T.w.e.n.t.y

34 10 2
                                    

"Lo ada jadwal les?" tanya Magenta.

"Ada. Tapi gue nggak bisa les dalam kondisi kayak gini." Claudya mengusap air mata yang masih ada di pipinya. Ia memijit pelipisnya pelan mencoba menghilangkan pusing yang tiba-tiba menyerangnya. Hidungnya pun memerah akibat terlalu lama menangis.

"Kalau gue ajak ke suatu tempat, lo mau?"

"Ke mana?"

"Rumah gue."

Pikiran Claudya langsung menjurus ke hal-hal yang negatif. "Ngapain?"

"Gue kenalin sama bokap. Dia psikolog. Mungkin lo butuh masukan darinya."

Setelah menimbang-nimbang, akhirnya Claudya setuju. Tidak ada salahnya ia konsultasi pada ahlinya langsung. Syukur-syukur bila ia diberi masukan sekaligus jalan keluar dari masalahnya.

"Sekarang?" tanya Claudya.

"Belum bel pulang."

"Ya bolos."

"Kabur maksudnya?" Claudya mengangguk, tapi Magenta malah tertawa. "Gue nggak tahu cara kaburnya, nggak pernah soalnya."

"Loncat ... gerbang?" Claudya mencoba memikirkan cara agar keluar dari sekolah saat bel pulang belum dibunyikan. Kalau di film-film, sih, siswa nakal biasanya melompati pagar agar bisa keluar. Namun, SMA Taruna Bangsa memiliki pagar yang menjulang. Ia sangsi bisa melewatinya. Apalagi ia memakai rok yang pendek dan lumayan ketat, bisa robek kalau harus dipaksakan melewati pagar.

Magenta pun tak yakin bisa melompati pagar yang tinggi itu. Ia juga tak mungkin membawa serta motornya. Kalau sampai kabur tanpa motor mau bagaimana sampai di rumah? Jalan kaki, naik angkot, naik gojek? Tidak mungkin. Saat ini saja ia tak membawa dompet dan ponsel karena ia tinggalkan di kelas.

"Ada cara lain?" tanya Magenta.

"Apa gue pura-pura sakit lagi?"

Claudya menatap Magenta dengan wajah serius. Sedangkan yang ditatap kini malah tak kuasa menahan tawa.

"Lo mau dibopong gue lagi? Berat, Clau."

Usai mengucapkan itu, sebuah buku komik melayang dari tangan Claudya dan mendarat tepat di dada Magenta.

"Oh, jadi ekspresi lo kayak gitu kalau lagi kesel?"

Claudya langsung menutup wajahnya dengan kedua tangan karena malu.

"Sekarang lo lagi malu-malu?" Magenta masih merayu Claudya.
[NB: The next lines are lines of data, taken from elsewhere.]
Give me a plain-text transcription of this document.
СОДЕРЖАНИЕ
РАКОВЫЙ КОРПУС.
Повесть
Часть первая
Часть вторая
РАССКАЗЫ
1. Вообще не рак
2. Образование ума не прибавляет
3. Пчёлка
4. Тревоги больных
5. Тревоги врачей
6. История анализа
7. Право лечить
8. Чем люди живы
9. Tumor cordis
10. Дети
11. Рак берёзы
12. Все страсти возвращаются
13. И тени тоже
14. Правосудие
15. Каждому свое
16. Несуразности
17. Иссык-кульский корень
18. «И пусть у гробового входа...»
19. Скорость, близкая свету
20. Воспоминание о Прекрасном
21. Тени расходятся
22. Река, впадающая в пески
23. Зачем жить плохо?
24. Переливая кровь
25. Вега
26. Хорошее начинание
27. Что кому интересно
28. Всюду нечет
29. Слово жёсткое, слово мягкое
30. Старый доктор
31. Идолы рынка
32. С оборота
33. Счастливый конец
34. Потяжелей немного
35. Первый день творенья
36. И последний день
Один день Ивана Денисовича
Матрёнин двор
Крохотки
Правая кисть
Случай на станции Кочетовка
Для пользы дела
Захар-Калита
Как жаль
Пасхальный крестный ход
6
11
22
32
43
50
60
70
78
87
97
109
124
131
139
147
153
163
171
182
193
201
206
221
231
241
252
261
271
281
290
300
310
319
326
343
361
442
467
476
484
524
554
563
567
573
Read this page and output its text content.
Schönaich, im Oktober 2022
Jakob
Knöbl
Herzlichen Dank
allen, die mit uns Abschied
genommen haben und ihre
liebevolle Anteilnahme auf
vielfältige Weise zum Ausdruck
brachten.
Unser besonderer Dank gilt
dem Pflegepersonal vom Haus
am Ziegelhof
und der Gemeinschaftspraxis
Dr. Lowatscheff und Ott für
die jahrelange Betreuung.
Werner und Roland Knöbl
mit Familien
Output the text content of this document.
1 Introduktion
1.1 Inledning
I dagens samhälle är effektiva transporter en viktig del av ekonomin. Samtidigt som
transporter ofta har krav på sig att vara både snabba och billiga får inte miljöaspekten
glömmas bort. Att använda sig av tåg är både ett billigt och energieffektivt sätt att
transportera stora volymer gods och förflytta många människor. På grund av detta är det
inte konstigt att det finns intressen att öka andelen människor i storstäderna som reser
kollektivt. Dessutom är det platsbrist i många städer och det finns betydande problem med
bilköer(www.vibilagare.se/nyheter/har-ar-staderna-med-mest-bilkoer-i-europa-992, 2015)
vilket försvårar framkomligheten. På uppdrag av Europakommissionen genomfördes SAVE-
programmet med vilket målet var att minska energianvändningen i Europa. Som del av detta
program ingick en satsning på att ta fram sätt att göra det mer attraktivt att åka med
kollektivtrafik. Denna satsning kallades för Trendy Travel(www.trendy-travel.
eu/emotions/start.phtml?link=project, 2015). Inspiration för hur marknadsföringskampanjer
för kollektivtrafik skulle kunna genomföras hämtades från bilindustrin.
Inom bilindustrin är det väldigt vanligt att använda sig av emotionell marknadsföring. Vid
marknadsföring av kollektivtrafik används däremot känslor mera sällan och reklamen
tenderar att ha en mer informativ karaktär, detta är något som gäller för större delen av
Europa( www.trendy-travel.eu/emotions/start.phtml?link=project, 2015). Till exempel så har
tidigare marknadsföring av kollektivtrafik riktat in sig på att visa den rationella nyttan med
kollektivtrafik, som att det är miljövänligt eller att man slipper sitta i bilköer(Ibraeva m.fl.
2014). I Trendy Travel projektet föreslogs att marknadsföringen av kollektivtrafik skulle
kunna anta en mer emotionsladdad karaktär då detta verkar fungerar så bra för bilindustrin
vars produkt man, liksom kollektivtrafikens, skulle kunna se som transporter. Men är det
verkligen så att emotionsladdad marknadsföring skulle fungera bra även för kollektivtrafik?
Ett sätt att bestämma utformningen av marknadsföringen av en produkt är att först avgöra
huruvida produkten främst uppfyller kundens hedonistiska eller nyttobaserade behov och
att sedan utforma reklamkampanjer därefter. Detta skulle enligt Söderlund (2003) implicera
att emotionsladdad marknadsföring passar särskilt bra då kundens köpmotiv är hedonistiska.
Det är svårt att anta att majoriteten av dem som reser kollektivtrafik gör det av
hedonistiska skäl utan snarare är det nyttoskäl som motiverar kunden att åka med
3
Cowok itu gemas dengan tingkah Claudya saat ini. Ia yakin 180 derajat sikap Claudya sangat bertolak belakang dengan yang ditampilkannya kemarin-kemarin.

"Magenta, gue malu!" Claudya masih menutupi wajahnya yang mungkin sekarang semerah kepiting rebus.

"Gue harap lo nggak perlu menyembunyikan rasa sakit lo lagi di depan gue, Clau."

"Hm?"

"Aslinya lo itu pemalu nggak angkuh, kan? Lo malu-malu meong. Meong ...." Magenta menirukan gaya kucing dan bersuara seperti kucing sungguhan. Hal itu membuat perut Claudya merasa tergelitik dan tak bisa menahan tawa. Entah mengapa Magenta pintar sekali mencairkan suasana.

***

Claudya dan Magenta sampai di rumah milik Magenta tanpa harus melompati pagar. Mereka hanya bersembunyi di perpustakaan hingga bel pulang berbunyi.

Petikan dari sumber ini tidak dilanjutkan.